L’ “ingrediente” segreto di Goodwood
Non ero mai stata a Goodwood ed effettivamente ci sono cose che lo rendono un evento speciale. C’è questa famosa collina dove sfrecciano auto di ogni genere, e le ore passano a guardarle senza nemmeno rendersene conto. C’è il Michelin Supercar Paddock, dove ci sono supercar di ogni brand, forma e dimensione, da guardare toccare e scoprire. C’è il Performance Car Parking, dove si può passeggiare tra auto “performanti” che arrivano da ogni parte del mondo. C’è poi il “parcheggio” delle auto pronte a sfilare sulla collina. Ci sono i fuochi d’artificio che vengono sparati anche di giorno. Ci sono le Red Arrows, la pattuglia acrobatica inglese che volteggiano nei cieli sopra la tenuta disegnando persino cuori con la freccia!
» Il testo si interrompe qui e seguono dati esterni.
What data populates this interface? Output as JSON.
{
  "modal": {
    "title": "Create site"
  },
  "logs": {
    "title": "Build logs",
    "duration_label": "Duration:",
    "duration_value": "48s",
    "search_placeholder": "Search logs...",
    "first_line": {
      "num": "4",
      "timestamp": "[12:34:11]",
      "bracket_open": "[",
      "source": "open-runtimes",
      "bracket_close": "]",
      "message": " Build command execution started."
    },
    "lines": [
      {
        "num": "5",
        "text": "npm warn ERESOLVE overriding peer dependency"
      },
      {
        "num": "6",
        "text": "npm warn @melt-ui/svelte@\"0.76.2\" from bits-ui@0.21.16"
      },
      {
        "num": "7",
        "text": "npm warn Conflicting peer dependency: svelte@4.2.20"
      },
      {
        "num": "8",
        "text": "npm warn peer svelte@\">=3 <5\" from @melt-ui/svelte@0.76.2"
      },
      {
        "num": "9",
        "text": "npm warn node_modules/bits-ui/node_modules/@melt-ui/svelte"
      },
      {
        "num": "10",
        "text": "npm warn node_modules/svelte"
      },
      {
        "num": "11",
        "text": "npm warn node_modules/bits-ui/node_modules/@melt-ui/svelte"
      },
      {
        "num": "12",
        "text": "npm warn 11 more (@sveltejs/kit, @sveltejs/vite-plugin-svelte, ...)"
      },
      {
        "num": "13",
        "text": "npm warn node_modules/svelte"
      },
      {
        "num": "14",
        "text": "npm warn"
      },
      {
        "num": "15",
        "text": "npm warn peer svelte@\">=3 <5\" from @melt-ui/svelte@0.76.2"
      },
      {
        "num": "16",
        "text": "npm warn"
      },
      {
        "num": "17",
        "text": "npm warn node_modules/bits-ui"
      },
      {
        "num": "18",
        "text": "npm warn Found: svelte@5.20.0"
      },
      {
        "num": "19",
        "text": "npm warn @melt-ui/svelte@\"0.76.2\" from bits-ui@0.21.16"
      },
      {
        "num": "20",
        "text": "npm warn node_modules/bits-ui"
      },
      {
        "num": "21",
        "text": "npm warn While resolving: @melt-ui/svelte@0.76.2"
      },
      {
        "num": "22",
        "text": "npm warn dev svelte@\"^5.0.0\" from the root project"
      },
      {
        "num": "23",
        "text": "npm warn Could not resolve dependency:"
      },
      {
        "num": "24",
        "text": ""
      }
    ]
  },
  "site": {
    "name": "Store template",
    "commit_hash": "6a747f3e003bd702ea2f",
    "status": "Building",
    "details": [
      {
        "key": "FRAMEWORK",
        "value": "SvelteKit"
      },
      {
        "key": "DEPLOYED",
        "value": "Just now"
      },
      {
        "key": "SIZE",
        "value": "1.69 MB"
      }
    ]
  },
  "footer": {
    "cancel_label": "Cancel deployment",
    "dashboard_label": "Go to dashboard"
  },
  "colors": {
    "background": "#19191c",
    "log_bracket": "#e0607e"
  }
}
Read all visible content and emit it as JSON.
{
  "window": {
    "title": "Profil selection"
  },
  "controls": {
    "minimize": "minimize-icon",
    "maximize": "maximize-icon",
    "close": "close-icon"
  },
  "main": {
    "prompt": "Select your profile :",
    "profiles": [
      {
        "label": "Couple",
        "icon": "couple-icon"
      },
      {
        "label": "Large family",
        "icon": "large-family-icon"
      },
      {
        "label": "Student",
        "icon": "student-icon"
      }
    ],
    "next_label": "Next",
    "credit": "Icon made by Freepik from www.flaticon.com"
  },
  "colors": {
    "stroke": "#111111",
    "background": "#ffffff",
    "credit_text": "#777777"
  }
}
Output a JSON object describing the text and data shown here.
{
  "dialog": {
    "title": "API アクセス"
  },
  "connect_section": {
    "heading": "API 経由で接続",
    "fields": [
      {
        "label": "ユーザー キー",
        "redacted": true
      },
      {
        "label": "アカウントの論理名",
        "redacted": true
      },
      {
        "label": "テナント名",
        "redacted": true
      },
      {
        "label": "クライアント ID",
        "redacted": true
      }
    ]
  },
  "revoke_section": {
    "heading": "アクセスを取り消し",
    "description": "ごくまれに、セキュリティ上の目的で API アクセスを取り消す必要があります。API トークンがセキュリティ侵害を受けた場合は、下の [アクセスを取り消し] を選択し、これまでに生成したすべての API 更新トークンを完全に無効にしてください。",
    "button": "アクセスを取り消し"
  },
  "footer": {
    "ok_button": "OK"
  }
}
E poi ci sono loro, le persone di Goodwood. A partire dal Duca di Richmond, che gira sereno con il suo abito di lino beige, incurante dei 34° e del sole bollente. Ci sono uomini e donne con abiti da campagna inglese che si vedono nei film, famiglie che fanno il picnic sui prati. Ci sono i piloti, di tante generazioni diverse, ma tutti pronti a fare una chiacchierata, una foto, un autografo. Ed è quello che ho fatto io.
Il passato e il futuro si incontrano a Goodwood
Parcheggiate una accanto all’altra, pronte per salire sulla “collina” ci sono la Volkswagen I.D. R Pikes Peak e la Golf Bimotor del 1987 da 650 cv. Rappresentano il futuro e il passato di Volkswagen.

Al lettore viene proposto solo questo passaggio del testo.